- US Post Office — Riverhead
- U.S. National Register of Historic Places
- The former post office in 2008
- Location: 23 West Second Street, Riverhead, NY
- Coordinates: 40°55′6″N 72°39′50″W﻿ / ﻿40.91833°N 72.66389°W
- Built: 1935
- Architect: Louis A. Simon, U.S. Treasury Department
- Architectural style: Colonial Revival
- MPS: US Post Offices in New York State, 1858-1943, TR
- NRHP reference No.: 88002424
- Added to NRHP: May 11, 1989

= United States Post Office (Riverhead, New York) =

The old Riverhead Post Office was a United States post office located at 23 West Second Street in Riverhead, New York. It served the ZIP code 11901, covering all of Riverhead, along with Roanoke, Reeves Park, Centerville, northern Jamesport, and northwestern Laurel.
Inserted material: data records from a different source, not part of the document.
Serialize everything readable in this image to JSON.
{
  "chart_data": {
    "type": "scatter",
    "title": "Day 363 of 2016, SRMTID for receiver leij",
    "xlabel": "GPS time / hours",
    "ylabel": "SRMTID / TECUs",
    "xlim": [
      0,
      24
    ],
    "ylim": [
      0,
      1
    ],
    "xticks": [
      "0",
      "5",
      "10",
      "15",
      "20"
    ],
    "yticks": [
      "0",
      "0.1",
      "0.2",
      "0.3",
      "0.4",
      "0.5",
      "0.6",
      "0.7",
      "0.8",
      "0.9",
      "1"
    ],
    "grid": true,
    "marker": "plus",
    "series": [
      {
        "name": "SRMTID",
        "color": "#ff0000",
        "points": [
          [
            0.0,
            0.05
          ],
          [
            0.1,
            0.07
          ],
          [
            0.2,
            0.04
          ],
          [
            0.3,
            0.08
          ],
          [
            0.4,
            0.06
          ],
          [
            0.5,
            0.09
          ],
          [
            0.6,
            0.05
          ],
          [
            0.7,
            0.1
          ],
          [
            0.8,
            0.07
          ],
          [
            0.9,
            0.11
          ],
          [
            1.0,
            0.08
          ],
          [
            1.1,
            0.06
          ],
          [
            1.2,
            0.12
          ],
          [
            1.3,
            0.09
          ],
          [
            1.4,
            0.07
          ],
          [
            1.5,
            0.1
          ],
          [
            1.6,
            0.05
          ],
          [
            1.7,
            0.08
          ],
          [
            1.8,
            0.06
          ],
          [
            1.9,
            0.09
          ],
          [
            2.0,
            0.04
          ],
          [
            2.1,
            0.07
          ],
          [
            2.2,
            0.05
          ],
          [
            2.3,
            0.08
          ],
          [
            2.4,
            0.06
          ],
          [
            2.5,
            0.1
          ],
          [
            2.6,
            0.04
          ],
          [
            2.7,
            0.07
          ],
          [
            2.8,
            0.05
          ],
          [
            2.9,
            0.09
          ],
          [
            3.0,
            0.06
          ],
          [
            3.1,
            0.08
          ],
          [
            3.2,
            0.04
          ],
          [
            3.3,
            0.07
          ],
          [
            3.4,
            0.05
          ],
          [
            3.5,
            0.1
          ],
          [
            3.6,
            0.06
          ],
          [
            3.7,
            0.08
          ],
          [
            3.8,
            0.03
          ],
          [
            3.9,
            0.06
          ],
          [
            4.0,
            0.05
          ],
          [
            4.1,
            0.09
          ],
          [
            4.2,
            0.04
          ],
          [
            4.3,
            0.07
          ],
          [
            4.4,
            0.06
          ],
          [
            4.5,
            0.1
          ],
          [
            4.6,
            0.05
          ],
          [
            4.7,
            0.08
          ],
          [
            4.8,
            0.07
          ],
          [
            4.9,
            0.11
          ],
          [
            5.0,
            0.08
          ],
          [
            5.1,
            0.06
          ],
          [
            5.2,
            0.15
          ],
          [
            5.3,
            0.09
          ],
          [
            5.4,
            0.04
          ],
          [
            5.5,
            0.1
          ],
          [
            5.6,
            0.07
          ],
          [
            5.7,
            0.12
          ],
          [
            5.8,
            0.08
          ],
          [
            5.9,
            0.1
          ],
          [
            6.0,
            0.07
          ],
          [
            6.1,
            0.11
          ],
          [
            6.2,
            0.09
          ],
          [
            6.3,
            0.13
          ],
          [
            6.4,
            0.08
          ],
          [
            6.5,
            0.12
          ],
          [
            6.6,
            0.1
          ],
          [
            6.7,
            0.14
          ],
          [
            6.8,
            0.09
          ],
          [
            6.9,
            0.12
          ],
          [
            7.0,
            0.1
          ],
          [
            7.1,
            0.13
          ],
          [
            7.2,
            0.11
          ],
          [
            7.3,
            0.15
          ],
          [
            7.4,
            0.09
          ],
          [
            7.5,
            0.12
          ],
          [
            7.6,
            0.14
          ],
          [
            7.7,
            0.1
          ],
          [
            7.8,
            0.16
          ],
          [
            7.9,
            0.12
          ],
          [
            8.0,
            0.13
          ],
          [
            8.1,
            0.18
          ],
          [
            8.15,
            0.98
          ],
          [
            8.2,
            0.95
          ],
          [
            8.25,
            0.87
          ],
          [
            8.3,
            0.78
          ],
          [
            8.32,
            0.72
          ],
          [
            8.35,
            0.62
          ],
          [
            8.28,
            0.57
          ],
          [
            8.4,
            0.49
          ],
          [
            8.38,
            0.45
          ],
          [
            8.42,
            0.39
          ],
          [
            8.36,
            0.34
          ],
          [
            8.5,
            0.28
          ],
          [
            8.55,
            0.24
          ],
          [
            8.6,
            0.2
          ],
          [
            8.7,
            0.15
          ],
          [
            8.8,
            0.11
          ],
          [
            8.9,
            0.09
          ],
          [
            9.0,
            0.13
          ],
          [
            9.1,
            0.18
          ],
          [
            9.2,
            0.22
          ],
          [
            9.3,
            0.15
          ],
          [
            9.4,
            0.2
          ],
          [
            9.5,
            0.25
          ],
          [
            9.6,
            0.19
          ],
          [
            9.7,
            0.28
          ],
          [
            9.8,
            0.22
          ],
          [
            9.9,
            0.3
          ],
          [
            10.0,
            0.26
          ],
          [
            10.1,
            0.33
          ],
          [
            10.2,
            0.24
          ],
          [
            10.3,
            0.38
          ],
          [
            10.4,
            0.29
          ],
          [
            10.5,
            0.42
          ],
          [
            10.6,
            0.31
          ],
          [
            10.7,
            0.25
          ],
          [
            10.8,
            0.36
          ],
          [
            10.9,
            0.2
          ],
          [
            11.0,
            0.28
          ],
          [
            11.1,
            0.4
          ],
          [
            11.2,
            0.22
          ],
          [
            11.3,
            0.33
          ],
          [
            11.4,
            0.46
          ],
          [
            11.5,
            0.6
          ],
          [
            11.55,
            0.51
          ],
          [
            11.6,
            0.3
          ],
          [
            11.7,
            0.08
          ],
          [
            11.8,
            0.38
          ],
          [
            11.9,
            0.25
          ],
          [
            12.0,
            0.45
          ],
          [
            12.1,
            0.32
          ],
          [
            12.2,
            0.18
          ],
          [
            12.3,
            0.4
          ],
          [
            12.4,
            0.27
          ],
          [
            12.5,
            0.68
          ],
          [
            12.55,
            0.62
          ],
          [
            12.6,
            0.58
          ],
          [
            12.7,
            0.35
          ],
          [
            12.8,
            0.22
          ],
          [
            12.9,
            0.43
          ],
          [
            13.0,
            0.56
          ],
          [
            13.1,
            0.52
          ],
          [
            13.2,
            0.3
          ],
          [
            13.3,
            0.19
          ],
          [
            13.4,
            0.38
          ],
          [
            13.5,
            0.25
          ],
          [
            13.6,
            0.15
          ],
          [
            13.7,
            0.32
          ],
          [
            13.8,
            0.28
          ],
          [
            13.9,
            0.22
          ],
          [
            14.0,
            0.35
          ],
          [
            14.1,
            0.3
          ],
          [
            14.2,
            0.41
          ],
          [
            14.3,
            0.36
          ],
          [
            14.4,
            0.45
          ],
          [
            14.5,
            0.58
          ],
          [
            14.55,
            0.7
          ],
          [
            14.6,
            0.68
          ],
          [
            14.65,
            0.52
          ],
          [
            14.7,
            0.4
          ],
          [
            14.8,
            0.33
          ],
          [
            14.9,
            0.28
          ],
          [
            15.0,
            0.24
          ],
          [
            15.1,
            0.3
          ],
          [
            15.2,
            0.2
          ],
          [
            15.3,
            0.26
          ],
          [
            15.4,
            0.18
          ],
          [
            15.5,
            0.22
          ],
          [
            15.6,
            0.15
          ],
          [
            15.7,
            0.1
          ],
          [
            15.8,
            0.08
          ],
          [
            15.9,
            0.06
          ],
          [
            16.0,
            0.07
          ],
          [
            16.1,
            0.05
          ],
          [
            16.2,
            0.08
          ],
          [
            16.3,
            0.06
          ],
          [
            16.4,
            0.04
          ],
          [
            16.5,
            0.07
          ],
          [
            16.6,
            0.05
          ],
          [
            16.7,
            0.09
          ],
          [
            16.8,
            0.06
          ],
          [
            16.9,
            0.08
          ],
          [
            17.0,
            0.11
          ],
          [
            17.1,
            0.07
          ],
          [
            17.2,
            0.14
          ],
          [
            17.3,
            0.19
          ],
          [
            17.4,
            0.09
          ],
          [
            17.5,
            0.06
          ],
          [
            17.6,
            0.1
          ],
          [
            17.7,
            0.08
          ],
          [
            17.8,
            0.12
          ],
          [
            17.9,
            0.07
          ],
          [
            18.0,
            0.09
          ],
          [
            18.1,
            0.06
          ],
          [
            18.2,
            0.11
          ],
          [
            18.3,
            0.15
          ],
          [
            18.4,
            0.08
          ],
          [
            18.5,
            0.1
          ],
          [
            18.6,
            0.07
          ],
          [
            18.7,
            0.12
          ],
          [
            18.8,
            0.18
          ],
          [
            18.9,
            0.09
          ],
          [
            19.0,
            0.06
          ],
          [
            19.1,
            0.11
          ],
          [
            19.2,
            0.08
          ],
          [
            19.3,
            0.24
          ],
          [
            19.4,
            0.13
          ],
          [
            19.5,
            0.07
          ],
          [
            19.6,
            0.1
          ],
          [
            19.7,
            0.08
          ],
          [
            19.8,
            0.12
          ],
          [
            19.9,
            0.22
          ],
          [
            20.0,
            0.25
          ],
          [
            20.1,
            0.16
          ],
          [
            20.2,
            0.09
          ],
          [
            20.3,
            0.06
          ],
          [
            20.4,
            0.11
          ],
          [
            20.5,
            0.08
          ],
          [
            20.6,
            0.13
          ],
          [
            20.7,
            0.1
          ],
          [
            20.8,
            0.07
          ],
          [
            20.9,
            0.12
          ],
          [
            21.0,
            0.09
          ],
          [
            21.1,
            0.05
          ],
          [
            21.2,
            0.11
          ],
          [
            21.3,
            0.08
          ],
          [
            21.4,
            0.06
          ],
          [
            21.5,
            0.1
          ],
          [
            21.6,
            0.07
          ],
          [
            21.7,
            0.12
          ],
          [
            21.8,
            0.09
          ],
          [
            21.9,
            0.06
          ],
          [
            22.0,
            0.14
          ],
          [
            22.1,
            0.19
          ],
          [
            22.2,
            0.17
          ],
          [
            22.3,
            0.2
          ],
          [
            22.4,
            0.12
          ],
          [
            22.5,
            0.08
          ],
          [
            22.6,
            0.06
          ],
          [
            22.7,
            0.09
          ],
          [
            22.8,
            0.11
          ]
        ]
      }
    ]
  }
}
The current Riverhead Post Office is located at 1210 West Main Street.

The old Riverhead Post Office was designed by Louis A. Simon who was Supervising Architect for the United States Treasury Department. Simon also designed the Post Office buildings in Bay Shore, Northport, and Westhampton Beach. According to the Riverhead Town Historian, the land for the Post Office was purchased in 1932, with the building erected in 1935 and dedicated in November of that year. The post office was a depression-era public works project. It is built in a simplified Colonial Revival style.

As with Patchogue and Smithtown's Village of the Branch, the old Riverhead Post Office was known as a source for obscure postal denominations by Long Island-based stamp collectors. The building was added to the National Register of Historic Places in 1989. The old post office building is currently home to professional suites.

On September 27, 2010, the new Riverhead Post Office building located on Main Street was named in honor of Riverhead native and Medal of Honor recipient Garfield M. Langhorn by the 111th United States Congress.